Written by Jen Finn
The deed to speed
New Jersey's garvey racers propel a wooden clam-boat tradition with fiberglass rockets
By Kirk Moore
Engines suddenly bark and roar into throttle as brothers Harry and Jeff Von Schmidt vault out onto Barnegat Bay, helmeted heads and life-jacketed bodies thrust back in the seats as direct-drive transmissions kick in.
Their 17-foot racing boats, Indian Summer and Rumblefish, are patterned on the garvey — the classic southern New Jersey bayman's snub-nosed work scow, with roots that go back to the earliest English settlers of the 1700s.

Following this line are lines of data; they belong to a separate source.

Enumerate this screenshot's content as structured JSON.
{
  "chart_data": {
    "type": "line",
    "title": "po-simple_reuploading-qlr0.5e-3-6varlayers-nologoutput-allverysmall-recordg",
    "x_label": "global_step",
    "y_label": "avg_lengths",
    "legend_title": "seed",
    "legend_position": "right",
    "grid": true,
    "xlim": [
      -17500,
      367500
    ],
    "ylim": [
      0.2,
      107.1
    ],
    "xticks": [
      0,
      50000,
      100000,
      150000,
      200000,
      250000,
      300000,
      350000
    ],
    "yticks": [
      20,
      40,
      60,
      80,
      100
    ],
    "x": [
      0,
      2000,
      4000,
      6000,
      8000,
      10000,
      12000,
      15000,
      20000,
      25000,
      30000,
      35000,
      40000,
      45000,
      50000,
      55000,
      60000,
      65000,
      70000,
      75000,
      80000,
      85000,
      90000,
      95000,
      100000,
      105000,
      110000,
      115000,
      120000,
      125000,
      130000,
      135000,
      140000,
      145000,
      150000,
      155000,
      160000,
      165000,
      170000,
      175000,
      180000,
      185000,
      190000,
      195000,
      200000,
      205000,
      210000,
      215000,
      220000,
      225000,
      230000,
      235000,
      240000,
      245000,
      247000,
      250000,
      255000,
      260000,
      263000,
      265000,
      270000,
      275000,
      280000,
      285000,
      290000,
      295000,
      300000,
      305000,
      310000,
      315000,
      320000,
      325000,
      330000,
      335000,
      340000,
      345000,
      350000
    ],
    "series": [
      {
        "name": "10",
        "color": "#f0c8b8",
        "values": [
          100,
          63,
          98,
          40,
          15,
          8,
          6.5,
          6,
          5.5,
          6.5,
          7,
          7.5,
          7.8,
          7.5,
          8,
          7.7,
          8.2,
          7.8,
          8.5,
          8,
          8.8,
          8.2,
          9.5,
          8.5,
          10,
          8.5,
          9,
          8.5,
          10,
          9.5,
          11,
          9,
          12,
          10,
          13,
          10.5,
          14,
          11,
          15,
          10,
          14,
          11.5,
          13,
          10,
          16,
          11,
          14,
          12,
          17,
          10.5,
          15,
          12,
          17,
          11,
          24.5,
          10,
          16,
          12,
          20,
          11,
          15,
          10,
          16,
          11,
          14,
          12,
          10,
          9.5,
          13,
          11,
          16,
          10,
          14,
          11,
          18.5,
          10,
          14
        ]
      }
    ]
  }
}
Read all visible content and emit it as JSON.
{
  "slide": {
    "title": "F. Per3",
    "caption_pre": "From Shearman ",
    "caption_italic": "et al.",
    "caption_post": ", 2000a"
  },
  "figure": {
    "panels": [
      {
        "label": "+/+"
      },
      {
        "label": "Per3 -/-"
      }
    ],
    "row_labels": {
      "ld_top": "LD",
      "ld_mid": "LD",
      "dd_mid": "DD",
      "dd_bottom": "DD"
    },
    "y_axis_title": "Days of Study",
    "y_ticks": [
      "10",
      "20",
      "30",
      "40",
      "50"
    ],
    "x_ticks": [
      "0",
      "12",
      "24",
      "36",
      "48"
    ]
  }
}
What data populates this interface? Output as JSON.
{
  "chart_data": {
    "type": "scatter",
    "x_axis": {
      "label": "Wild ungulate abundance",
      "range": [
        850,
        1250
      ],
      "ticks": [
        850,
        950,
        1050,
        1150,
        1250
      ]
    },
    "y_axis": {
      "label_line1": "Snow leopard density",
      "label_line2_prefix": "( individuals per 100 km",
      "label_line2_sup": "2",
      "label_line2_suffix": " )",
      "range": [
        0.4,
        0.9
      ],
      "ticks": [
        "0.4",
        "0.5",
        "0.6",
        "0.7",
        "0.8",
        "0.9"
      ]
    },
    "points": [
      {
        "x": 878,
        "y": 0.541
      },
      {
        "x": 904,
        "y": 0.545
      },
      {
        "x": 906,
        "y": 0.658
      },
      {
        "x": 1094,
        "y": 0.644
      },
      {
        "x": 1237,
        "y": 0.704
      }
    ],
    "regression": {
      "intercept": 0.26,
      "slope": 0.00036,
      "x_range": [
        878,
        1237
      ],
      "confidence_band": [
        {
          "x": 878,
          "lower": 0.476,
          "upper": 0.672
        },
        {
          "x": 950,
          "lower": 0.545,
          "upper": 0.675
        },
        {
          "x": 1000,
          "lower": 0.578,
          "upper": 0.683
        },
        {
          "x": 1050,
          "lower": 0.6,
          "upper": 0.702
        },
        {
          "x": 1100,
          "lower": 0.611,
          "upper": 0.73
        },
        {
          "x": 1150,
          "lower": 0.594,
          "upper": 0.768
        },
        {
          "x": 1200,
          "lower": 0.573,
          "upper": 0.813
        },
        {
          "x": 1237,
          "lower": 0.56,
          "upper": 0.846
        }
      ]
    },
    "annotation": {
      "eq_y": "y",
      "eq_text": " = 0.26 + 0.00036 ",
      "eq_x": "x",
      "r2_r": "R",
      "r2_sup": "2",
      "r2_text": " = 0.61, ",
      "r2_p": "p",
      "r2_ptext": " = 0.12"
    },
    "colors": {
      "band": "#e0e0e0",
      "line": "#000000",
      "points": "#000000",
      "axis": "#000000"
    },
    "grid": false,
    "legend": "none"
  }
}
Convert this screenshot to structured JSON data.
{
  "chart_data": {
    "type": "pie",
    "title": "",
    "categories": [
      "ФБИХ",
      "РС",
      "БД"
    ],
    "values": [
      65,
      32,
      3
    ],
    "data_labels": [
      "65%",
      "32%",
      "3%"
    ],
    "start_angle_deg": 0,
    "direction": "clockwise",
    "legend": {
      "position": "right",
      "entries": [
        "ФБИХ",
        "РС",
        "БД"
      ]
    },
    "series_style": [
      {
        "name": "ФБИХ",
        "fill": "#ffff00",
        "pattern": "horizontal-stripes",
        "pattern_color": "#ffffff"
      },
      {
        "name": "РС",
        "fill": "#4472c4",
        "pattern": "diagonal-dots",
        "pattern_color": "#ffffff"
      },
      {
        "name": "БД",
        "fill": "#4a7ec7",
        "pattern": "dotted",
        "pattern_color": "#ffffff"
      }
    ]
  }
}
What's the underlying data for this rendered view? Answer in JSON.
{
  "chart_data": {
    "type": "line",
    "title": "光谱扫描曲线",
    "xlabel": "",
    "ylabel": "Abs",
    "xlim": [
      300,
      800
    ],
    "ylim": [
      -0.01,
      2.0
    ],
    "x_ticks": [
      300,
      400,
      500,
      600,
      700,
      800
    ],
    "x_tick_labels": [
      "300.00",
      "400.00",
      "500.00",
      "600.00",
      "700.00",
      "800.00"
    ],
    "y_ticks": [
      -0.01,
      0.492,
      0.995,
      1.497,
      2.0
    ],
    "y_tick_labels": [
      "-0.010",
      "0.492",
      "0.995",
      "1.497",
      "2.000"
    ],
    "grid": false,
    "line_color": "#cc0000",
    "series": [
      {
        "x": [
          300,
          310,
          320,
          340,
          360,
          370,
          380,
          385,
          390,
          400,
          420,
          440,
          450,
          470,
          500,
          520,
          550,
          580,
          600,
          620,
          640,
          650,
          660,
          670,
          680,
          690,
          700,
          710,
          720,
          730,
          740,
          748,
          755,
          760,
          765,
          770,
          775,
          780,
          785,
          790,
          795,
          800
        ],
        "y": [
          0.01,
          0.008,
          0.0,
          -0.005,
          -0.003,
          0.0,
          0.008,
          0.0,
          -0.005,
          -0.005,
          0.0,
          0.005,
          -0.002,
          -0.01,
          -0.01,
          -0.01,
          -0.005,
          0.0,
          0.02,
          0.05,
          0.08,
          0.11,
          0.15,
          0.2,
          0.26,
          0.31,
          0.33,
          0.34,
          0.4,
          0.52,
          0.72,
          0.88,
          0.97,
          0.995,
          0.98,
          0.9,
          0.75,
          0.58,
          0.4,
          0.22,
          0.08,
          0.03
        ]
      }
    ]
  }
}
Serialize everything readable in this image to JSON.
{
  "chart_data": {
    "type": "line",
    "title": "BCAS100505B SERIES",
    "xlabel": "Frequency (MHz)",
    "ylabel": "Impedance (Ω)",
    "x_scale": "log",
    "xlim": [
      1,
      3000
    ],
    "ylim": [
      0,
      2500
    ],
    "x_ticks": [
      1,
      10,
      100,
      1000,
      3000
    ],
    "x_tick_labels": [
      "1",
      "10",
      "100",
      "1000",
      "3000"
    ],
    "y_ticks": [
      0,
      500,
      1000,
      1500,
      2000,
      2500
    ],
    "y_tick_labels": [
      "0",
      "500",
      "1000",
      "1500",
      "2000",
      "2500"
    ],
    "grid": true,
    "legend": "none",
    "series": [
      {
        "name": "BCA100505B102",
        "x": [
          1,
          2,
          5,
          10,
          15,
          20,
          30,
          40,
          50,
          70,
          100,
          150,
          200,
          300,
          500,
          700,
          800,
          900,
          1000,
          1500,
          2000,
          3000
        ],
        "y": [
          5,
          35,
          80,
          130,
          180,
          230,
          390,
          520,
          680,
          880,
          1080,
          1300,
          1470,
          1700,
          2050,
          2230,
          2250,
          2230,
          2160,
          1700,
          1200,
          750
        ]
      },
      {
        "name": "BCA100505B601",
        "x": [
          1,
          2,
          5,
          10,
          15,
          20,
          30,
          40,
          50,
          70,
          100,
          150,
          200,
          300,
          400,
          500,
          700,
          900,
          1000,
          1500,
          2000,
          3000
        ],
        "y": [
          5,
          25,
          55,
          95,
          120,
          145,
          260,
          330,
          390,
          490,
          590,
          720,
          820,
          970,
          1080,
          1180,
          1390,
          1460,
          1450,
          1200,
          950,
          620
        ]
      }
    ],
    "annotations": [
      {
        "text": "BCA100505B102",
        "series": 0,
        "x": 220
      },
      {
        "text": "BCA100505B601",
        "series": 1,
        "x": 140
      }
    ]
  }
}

Within about a minute other racers finish their "hot run" warm-ups and are pacing the roughly oval course laid out with buoys, then pouring on the gas when they get the start flag. Leaning into their turns, trying to keep boats from skittering and losing ground, it's an intensely physical contest, bodies battered by the pounding of flat boat bottoms — and sometimes flipping over, bringing a scramble of rescue swimmers.
"Indian Summer, he's gettin' it!" race announcer Larry Palmer booms over the loudspeakers. "Harry did lots of work the last few weeks."
Past the checkered flag, Harry Von Schmidt coasts back up to the beach at the Parkertown, N.J., docks to congratulations and handshakes from fellow racers of the Jersey Outlaws Racing Association.
"It was the propeller. I kept trying different wheels. I went through six of them," Harry explains. "But with this one, it just gets up and goes. And I'll get them on the turns. Nothing turns like this boat. It's like a go-kart."